Un père cherchant des excuses à son fils n’eût pas montré plus de patience que M. Peignot.

— Vous n’avez personne qui puisse répondre de vous ? Enfin, où habitiez-vous avant de venir ici ?

— À Paris, rue Notre-Dame-des-Champs.

— Chez des amis ?

— Non, à l’hôtel.

  1. Peignot réfléchit un instant. On devinait qu’il y avait combat en lui. Il était placé entre la sympathie qu’il avait pour cette jeune fille, le désir qu’elle devint sa locataire et la crainte, non pas qu’elle ne tînt pas ses engagements, mais qu’elle ne fût pas la demoiselle de bonne famille qu’il imaginait. En réalité, toutes les questions qu’il lui avait posées, toutes les suggestions qu’il lui avait faites avaient moins été causées par le désir de savoir si elle était solvable que par celui de percer sa véritable condition sociale. La conversation qu’il venait d’avoir ne l’avait pas éclairé. Pourtant, il ne pouvait se résoudre à y mettre fin.
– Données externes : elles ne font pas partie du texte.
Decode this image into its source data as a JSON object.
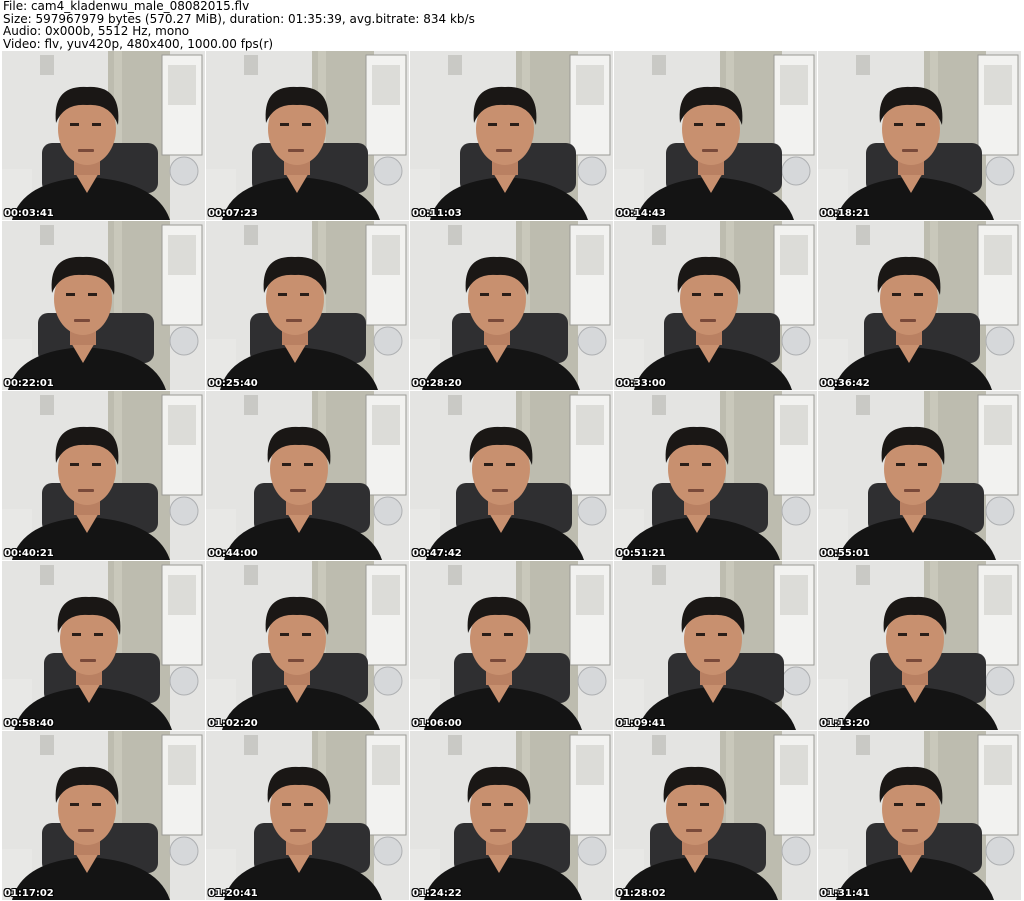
{
  "header": {
    "line1": "File: cam4_kladenwu_male_08082015.flv",
    "line2": "Size: 597967979 bytes (570.27 MiB), duration: 01:35:39, avg.bitrate: 834 kb/s",
    "line3": "Audio: 0x000b, 5512 Hz, mono",
    "line4": "Video: flv, yuv420p, 480x400, 1000.00 fps(r)"
  },
  "thumbnails": [
    {
      "timestamp": "00:03:41"
    },
    {
      "timestamp": "00:07:23"
    },
    {
      "timestamp": "00:11:03"
    },
    {
      "timestamp": "00:14:43"
    },
    {
      "timestamp": "00:18:21"
    },
    {
      "timestamp": "00:22:01"
    },
    {
      "timestamp": "00:25:40"
    },
    {
      "timestamp": "00:28:20"
    },
    {
      "timestamp": "00:33:00"
    },
    {
      "timestamp": "00:36:42"
    },
    {
      "timestamp": "00:40:21"
    },
    {
      "timestamp": "00:44:00"
    },
    {
      "timestamp": "00:47:42"
    },
    {
      "timestamp": "00:51:21"
    },
    {
      "timestamp": "00:55:01"
    },
    {
      "timestamp": "00:58:40"
    },
    {
      "timestamp": "01:02:20"
    },
    {
      "timestamp": "01:06:00"
    },
    {
      "timestamp": "01:09:41"
    },
    {
      "timestamp": "01:13:20"
    },
    {
      "timestamp": "01:17:02"
    },
    {
      "timestamp": "01:20:41"
    },
    {
      "timestamp": "01:24:22"
    },
    {
      "timestamp": "01:28:02"
    },
    {
      "timestamp": "01:31:41"
    }
  ],
  "colors": {
    "wall": "#e4e4e2",
    "plaster": "#bdbcaf",
    "shirt": "#141414",
    "skin": "#c8906f",
    "hair": "#1a1715",
    "chair": "#2f2f31"
  }
}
Comme on cherche une preuve d’innocence chez un être cher, il cherchait une preuve de bonne foi.

— Enfin, Mademoiselle, vous n’avez rien qui puisse me servir de garantie ?

— Je vous ai déjà dit que je pouvais vous donner la lettre de ma mère.

Les lèvres de M. Peignot se serrèrent. Il se leva, prit sa serviette, l’ouvrit, en tira l’engagement de location qu’il avait préparé. Sans dire un mot, il en modifia la clause concernant le paiement du premier trimestre, puis dit :

— Vous avez cette lettre sur vous ?

— Non, Monsieur.

— Voulez-vous la chercher ?

Quelques instants après, Mademoiselle Williams revenait avec la fameuse lettre à la main. Elle la tendit à M. Peignot. Il la prit, la parcourut rapidement, la glissa dans son portefeuille.

— Voulez-vous signer maintenant ?

Peu après, il tirait de sa poche les clés de la maison, les tendit à la jeune fille. Il s’était enfin résigné à courir le risque d’accepter une étrangère comme locataire. Mais de tels hommes ne sont pas beaux joueurs. On ne savait jamais. Cette lettre, bien qu’elle fût sans valeur juridique, pourrait peut-être servir.